Votre position personnelle, c’est-à-dire le message que vous voulez faire passer au moyen de votre
démonstration, constitue le fil directeur de votre devoir. Elle va donc orienter les intitulés dans un sens
ou un autre. L’exposé de votre réponse à la problématique doit être organisé en deux axes (très
exceptionnellement trois), en d’autres termes structuré autour d’un plan, mais aussi justifié et illustré.
En droit, encore plus que dans d’autres disciplines, vos affirmations n’ont de valeur que si elles
reposent sur des éléments objectifs. Affirmer sans justifier revient à ne rien dire.
Afin de trouver les différents éléments qui servent de support à votre démonstration, reprenez les
points dégagés lors de l’analyse du sujet. Puis remémorez-vous votre cours, vos TD et vos lectures en
notant toutes les données qui se rapportent directement où indirectement au sujet. Procédez à des
associations d’idées.
II- La construction
La dissertation juridique comprend :
Une introduction,
Un plan (avec des développements bien sûr) en deux parties, elles-mêmes subdivisées en deux
sous-parties.
En revanche, ne vous donnez même pas la peine de pensez à la conclusion, car au premier cycle on
préfère l’occulter. Il n’y a pas de conclusion.

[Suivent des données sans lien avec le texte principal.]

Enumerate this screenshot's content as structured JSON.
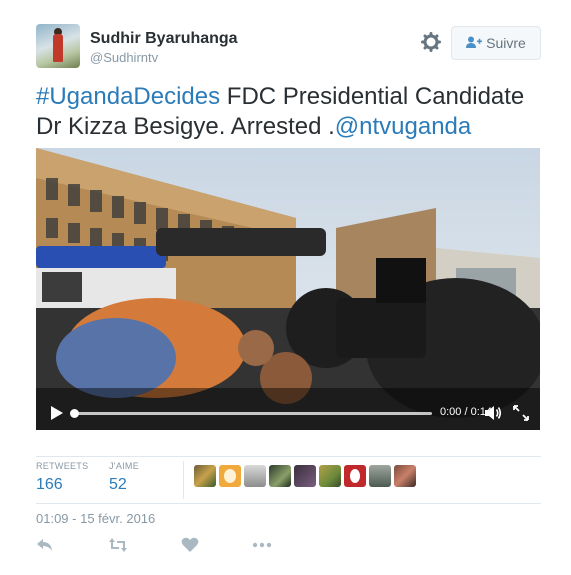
{
  "user": {
    "name": "Sudhir Byaruhanga",
    "handle": "@Sudhirntv",
    "follow_label": "Suivre"
  },
  "tweet": {
    "hashtag": "#UgandaDecides",
    "text_part": " FDC Presidential Candidate Dr Kizza Besigye. Arrested .",
    "mention": "@ntvuganda"
  },
  "video": {
    "timecode": "0:00 / 0:14",
    "progress": 0
  },
  "stats": {
    "retweets_label": "RETWEETS",
    "retweets_value": "166",
    "likes_label": "J'AIME",
    "likes_value": "52"
  },
  "timestamp": "01:09 - 15 févr. 2016",
  "icons": {
    "settings": "gear-icon",
    "follow": "add-user-icon",
    "reply": "reply-icon",
    "retweet": "retweet-icon",
    "like": "heart-icon",
    "more": "more-icon"
  },
  "colors": {
    "link": "#2b7bb9",
    "muted": "#8899a6",
    "text": "#292f33"
  }
}
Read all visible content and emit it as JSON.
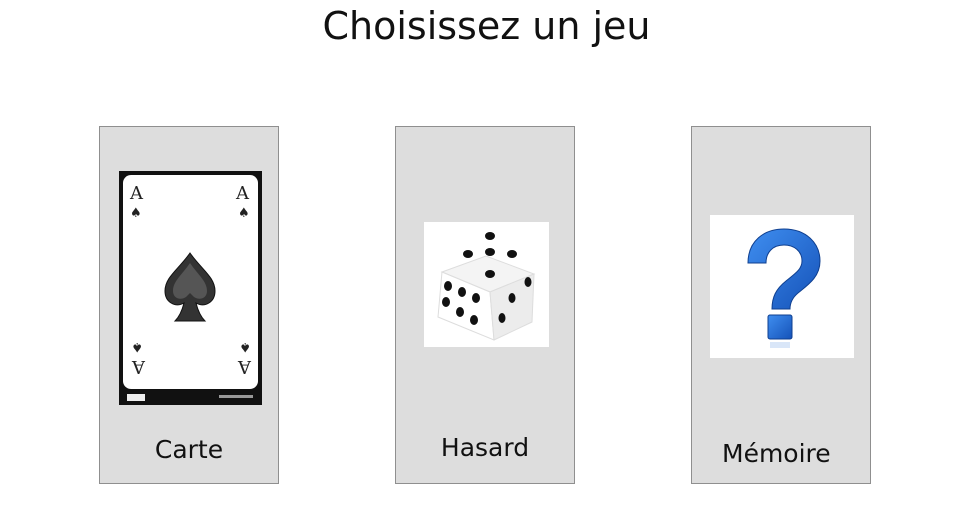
{
  "page": {
    "title": "Choisissez un jeu"
  },
  "games": [
    {
      "label": "Carte",
      "icon": "ace-of-spades-card-icon"
    },
    {
      "label": "Hasard",
      "icon": "dice-icon"
    },
    {
      "label": "Mémoire",
      "icon": "question-mark-icon"
    }
  ],
  "colors": {
    "card_bg": "#dddddd",
    "card_border": "#8f8f8f",
    "question_blue": "#1f6ed4"
  }
}
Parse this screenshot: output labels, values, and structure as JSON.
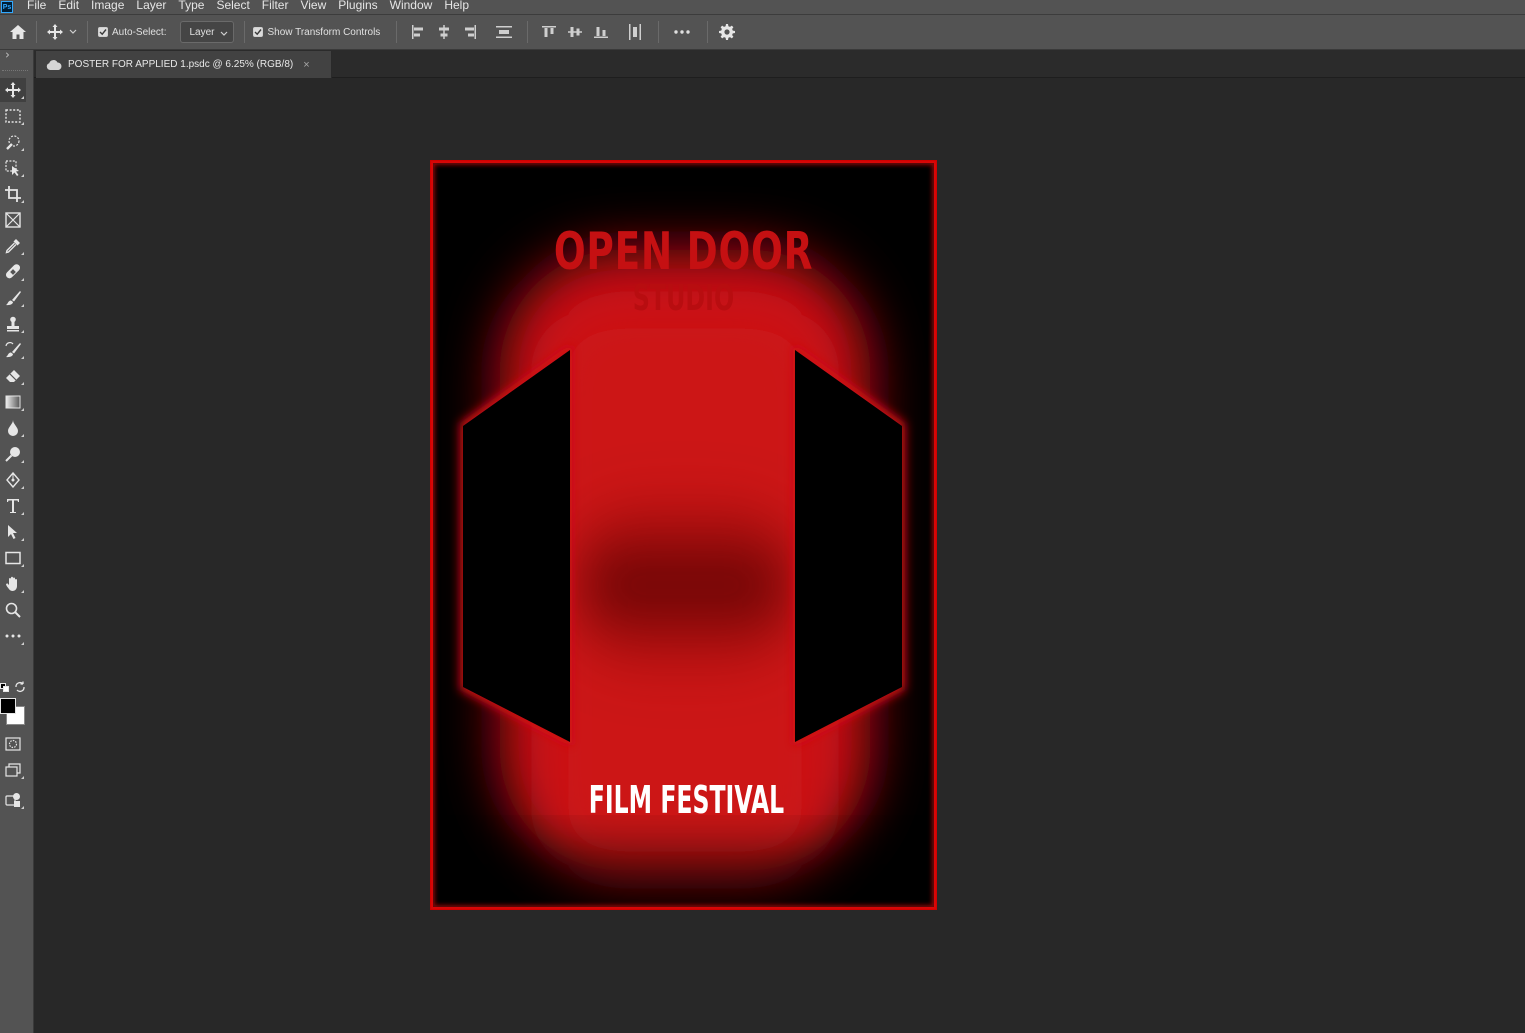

A. Les étapes de l’introduction
L’introduction est très certainement la partie la plus importante de la dissertation. Pour les chasseurs
de points, sachez qu’elle permet de récupérer un nombre conséquent de points lorsqu’elle est bien
construite. L’introduction ne doit être ni trop longue, ni trop brève (elle doit représenter environ le
1/3 du devoir). Alors comment construire une bonne introduction ou en tout cas une introduction qui
puisse être satisfaisante.
L’introduction doit répondre aux trois grandes questions suivantes :
De quoi dois-je parler ?, Pourquoi dois-je parler de ce sujet ? Et comment vais-je parler du
sujet ?
De quoi dois-je parler ?
Il s’agit à ce stade de procéder à la présentation du sujet : l’étudiant doit amener et poser le sujet,
définir les termes du sujet et délimiter le sujet s’il y a lieu.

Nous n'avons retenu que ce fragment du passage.